Godfrey poussa un cri qui fut suivi d’une détonation. Une balle avait sifflé dans l’air, et il fallait qu’elle eût mortellement frappé le chef, car celui-ci tomba sur le sol.

Au bruit de la détonation, les sauvages, surpris comme s’ils n’avaient jamais entendu un coup de feu, s’arrêtèrent. À la vue de Godfrey, ceux qui tenaient le prisonnier le lâchèrent un instant.

Aussitôt, ce pauvre diable de se relever, de courir vers l’endroit où il apercevait ce libérateur inattendu.

En ce moment retentit une seconde détonation.

C’était Tartelett, qui, sans viser — il fermait si bien les yeux, l’excellent homme ! — venait de tirer, et la crosse de son fusil lui appliquait sur la joue droite la plus belle gifle qu’eût jamais reçue un professeur de danse et de maintien.

Mais, — ce que c’est que le hasard ! — un second sauvage tomba près du chef.

Ce fut une déroute alors. Peut-être les survivants pensèrent-ils qu’ils avaient affaire à une nombreuse troupe d’indigènes, auxquels ils ne pourraient résister ? Peut-être furent-ils tout simplement épouvantés à la vue de ces deux blancs, qui semblaient disposer d’une foudre de poche ! Et les voilà, ramassant les deux blessés, les emportant, se précipitant dans leur prao, faisant force de pagaies pour sortir de la petite crique, déployant leur voile, prenant le vent du large, filant vers le promontoire de Flag-Point, qu’ils ne tardèrent pas à doubler.

Godfrey n’eut pas la pensée de les poursuivre.
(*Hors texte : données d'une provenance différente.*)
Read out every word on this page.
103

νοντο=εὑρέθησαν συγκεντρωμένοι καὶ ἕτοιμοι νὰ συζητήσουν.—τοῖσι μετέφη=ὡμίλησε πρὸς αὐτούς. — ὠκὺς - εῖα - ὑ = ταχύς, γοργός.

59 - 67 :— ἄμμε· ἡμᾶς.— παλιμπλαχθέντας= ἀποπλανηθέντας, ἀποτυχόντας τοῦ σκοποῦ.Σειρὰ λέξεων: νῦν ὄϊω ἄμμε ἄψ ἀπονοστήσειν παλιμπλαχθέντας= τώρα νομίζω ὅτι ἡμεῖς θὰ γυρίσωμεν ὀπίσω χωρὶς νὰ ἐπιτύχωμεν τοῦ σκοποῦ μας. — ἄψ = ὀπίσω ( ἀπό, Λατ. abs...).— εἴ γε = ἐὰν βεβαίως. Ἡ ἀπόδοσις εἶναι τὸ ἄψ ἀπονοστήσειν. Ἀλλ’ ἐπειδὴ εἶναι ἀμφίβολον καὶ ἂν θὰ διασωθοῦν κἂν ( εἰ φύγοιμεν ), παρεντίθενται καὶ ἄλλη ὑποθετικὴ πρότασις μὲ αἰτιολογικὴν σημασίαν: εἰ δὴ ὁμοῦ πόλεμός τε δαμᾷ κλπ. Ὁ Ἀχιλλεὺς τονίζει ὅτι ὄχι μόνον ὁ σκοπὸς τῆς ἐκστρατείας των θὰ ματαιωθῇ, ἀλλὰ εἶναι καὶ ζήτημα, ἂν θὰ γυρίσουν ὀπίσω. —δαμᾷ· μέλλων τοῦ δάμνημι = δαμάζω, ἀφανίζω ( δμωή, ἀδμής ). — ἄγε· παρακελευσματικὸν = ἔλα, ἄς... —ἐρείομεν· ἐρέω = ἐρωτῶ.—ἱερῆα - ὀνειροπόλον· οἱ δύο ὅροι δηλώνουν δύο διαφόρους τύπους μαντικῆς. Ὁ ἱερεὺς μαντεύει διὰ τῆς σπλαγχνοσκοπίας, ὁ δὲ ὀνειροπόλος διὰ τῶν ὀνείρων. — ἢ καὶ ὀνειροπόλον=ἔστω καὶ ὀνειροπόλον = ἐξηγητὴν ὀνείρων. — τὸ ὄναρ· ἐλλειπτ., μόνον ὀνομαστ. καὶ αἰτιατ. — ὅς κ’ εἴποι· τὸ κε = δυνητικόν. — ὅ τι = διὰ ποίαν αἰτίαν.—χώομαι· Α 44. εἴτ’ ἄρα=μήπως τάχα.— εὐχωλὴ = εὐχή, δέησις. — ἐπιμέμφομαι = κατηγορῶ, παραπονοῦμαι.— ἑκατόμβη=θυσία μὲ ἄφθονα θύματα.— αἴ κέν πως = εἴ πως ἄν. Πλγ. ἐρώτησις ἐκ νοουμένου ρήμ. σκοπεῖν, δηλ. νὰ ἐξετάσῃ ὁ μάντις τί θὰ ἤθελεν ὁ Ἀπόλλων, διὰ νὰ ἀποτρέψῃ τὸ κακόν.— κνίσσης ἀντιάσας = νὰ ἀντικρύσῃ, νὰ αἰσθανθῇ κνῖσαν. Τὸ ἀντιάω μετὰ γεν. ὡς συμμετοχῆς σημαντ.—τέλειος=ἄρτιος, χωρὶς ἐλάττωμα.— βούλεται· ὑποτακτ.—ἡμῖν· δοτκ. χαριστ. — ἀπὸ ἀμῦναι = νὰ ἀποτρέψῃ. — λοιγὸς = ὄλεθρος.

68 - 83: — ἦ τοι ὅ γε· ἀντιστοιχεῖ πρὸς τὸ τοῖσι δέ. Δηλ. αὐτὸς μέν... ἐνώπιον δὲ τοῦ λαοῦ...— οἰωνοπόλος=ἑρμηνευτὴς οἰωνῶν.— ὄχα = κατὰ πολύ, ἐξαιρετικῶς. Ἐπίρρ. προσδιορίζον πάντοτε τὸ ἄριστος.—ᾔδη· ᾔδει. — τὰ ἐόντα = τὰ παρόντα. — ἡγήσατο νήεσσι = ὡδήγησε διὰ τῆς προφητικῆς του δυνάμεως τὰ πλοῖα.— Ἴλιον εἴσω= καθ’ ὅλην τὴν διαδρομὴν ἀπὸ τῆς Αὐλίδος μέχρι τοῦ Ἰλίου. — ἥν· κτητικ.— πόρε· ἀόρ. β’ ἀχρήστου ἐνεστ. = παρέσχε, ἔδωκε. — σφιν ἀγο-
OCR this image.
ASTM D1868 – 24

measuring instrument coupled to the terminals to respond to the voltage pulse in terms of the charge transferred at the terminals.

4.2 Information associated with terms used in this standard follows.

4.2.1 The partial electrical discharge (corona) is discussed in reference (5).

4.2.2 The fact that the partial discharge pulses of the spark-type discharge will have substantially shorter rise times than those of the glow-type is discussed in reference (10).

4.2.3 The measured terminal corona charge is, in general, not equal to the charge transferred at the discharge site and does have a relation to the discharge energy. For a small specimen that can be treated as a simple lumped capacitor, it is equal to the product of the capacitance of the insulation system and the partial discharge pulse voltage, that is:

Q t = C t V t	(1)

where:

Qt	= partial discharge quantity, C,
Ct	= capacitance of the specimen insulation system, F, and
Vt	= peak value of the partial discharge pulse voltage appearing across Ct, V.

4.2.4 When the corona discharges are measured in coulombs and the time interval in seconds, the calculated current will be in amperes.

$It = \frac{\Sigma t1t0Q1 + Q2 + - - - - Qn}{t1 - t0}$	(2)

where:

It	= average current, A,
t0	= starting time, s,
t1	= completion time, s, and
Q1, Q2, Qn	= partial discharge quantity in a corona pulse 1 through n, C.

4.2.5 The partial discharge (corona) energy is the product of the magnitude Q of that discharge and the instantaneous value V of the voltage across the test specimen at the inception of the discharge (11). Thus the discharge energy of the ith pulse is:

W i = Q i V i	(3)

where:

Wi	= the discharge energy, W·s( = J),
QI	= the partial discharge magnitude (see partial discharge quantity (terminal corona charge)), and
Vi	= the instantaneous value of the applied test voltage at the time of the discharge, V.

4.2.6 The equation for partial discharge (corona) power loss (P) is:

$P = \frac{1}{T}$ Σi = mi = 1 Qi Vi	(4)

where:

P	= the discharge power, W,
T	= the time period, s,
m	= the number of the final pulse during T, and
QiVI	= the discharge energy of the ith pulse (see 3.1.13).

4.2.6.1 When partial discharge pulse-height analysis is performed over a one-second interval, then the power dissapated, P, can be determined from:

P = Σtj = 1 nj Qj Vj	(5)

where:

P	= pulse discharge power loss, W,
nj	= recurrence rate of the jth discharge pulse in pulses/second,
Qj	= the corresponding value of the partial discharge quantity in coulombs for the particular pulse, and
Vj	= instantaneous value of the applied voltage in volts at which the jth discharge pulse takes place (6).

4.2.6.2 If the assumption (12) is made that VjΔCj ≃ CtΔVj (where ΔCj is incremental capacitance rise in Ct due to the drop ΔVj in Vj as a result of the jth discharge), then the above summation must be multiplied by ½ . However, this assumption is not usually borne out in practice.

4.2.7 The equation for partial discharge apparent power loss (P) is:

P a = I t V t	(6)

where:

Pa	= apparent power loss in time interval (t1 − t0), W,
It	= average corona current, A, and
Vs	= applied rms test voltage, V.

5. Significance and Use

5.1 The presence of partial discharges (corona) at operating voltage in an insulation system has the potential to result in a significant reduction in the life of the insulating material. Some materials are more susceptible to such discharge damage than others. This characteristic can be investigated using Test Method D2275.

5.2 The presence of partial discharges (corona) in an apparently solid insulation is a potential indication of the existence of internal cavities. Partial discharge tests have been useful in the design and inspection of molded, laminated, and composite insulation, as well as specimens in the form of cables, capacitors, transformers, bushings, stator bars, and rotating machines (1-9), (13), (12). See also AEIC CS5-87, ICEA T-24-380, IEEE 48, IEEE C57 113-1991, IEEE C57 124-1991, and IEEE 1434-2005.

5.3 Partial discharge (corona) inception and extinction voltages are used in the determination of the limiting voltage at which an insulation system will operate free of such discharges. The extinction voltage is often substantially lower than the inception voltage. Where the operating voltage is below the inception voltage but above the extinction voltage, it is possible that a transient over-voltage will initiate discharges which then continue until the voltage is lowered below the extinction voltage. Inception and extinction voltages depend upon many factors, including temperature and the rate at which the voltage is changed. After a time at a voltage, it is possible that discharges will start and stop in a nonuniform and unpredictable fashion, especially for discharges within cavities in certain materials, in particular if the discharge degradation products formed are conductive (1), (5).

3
À quoi bon en tuer davantage ? Il avait sauvé leur victime, il les avait mis en fuite, c’était là l’important. Tout cela s’était fait dans de telles conditions que, certainement, ces cannibales n’oseraient jamais revenir à l’île Phina. Tout était donc pour le mieux. Il n’y avait plus qu’à jouir d’une victoire, dont Tartelett n’hésitait pas à s’attribuer la grande part.